Le maschere teatrali raffiguranti la tragedia e la commedia

Nel corso degli appuntamenti si analizzeranno il rapporto fra teatro e poesia, la vocalità, la messa in scena contemporanea del teatro antico, l’arte di burattini e marionette e la scrittura teatrale nella contemporaneità

Spettacoli, laboratori, performance e ancora conferenze e convegni si terranno in vari spazi del centro città con Theáomai.Il progetto, nato dalle idee di Simona Brunetti, Nicola Pasqualicchio, Paolo Scattolin e Matteo Spiazzi, vuole fare interagire il mondo accademico con il teatro e la comunità cittadina attraverso occasioni di visione, riflessione, pratica attiva di vari aspetti del linguaggio scenico. A questo scopo si è attuata un’intensa collaborazione con attori, registi, pedagoghi, studiosi di livello nazionale e internazionale. La rassegna si svolgerà tra la primavera e l’autunno 2012 e ogni evento prevederà biglietti gratuiti fino ad esaurimento.

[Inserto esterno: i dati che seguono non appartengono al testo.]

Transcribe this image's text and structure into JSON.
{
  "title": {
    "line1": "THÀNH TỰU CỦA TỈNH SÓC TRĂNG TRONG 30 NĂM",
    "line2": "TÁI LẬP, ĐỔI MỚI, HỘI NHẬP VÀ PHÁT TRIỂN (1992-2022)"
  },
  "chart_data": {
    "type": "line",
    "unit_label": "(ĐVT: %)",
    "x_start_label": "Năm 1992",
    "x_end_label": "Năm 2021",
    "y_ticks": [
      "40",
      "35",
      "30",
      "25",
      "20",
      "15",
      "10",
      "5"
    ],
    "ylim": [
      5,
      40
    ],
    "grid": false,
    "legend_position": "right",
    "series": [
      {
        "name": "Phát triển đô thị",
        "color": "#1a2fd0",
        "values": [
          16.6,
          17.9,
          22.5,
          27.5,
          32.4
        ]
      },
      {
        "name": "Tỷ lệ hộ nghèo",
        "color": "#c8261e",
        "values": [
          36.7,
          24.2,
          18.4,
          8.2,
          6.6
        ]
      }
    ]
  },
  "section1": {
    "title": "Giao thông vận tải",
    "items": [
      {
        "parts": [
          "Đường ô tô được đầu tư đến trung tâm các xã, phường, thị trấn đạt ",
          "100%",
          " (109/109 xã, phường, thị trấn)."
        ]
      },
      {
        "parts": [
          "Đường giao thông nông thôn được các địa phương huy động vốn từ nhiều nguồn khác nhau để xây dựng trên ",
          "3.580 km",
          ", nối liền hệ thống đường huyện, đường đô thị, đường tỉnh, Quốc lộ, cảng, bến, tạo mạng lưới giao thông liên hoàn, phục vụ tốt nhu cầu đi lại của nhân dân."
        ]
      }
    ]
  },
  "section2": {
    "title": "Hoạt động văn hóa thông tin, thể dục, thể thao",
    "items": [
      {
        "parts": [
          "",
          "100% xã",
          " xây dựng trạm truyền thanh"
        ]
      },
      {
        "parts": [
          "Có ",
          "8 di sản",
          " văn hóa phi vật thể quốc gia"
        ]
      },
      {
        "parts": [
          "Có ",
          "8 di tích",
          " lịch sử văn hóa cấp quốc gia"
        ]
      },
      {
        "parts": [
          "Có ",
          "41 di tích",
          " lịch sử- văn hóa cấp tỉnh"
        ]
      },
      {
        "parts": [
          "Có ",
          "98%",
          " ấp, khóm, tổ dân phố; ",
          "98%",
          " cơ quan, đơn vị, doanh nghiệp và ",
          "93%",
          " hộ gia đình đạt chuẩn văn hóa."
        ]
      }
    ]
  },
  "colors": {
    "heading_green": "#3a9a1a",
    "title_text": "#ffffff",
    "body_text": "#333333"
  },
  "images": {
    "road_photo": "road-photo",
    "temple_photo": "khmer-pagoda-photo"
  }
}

L’evento è promosso dal dipartimento di Filologia, letteratura e linguistica dell’Università di Verona e dall’Esu; a dare un importante contributo sono stati la Fondazione “Umberto Artioli, Mantova capitale europea dello spettacolo”, il Teatro Stabile di Verona, il Teatro Camploy, e l’associazione culturale “Punto in Movimento”.

 

Gli incontri. 5 i temi affrontati, e 5 i cicli tematici degli incontri, il rapporto fra teatro e poesia, le valenze performative ed espressive della vocalità, la messa in scena contemporanea del teatro antico, l’arte di burattini e marionette e la scrittura teatrale nella contemporaneità, verranno esplorati e agiti “a tutto tondo”.

I primi due cicli in cui è articolato il progetto, “Teatro e poesia” e “Voci in performance”, si svolgeranno in primavera, mentre le altre 3 sezioni si terranno in autunno. Sabato 21 nella sede “Punti in movimento” è in programma per le 11.30  “La sentenza di Sibilla, brevi note sulla lettura della Divina commedia”, mentre il 27 aprile alle 18 nel piccolo teatro di Giulietta si proseguirà con “Poesia e prosa nella scena contemporanea” con il drammaturgo Paolo Puppa. Martedì 2 maggio alle 21 sempre al Piccolo Teatro di Giulietta appuntamento con “Parlami ancora”, lo spettacolo tratto dall’opera di Andrea Zanzotto per la regia di Stefano Pagin.  L’8 maggio alle 21, si terrà “L’infinita speranza di un ritorno”, sulla lirica di Antonio Pozzi, mentre il 10 maggio, alle 20.45 al Polo Zanotto la tavola rotonda “Anima mia leggera. Cent’anni con Giorgio Caproni” per commemorare il centenario dalla nascita del poeta; giovedì 17 maggio, alle 20.45 al Polo Zanotto vi sarà un altro evento su Antonia Pozzi, “ Soltanto in sogno. Vita e poesia di Antonia Pozzi” con Eugenio Borgia, uno dei più importanti psichiatri italiani. Nel corso dell’incontro saranno lette le lettere di Antonia Pozzi scritte a Dino Formaggio. Venerdì 18 maggio alle 10 nel Piccolo Teatro di Giulietta si terrà la giornata di studi “Sulla voce. A più voci”. A concludere i due cicli previsti per questa primavera, il laboratorio “L’arte della voce in teatro” di Giovanna Scardoni, sabato 19 maggio, dalle 11 alle 18 al Teatro Camploy in cui visione, riflessione e approfondimento teorico ma anche pratica attorale sono aspetti che si integreranno a vicenda.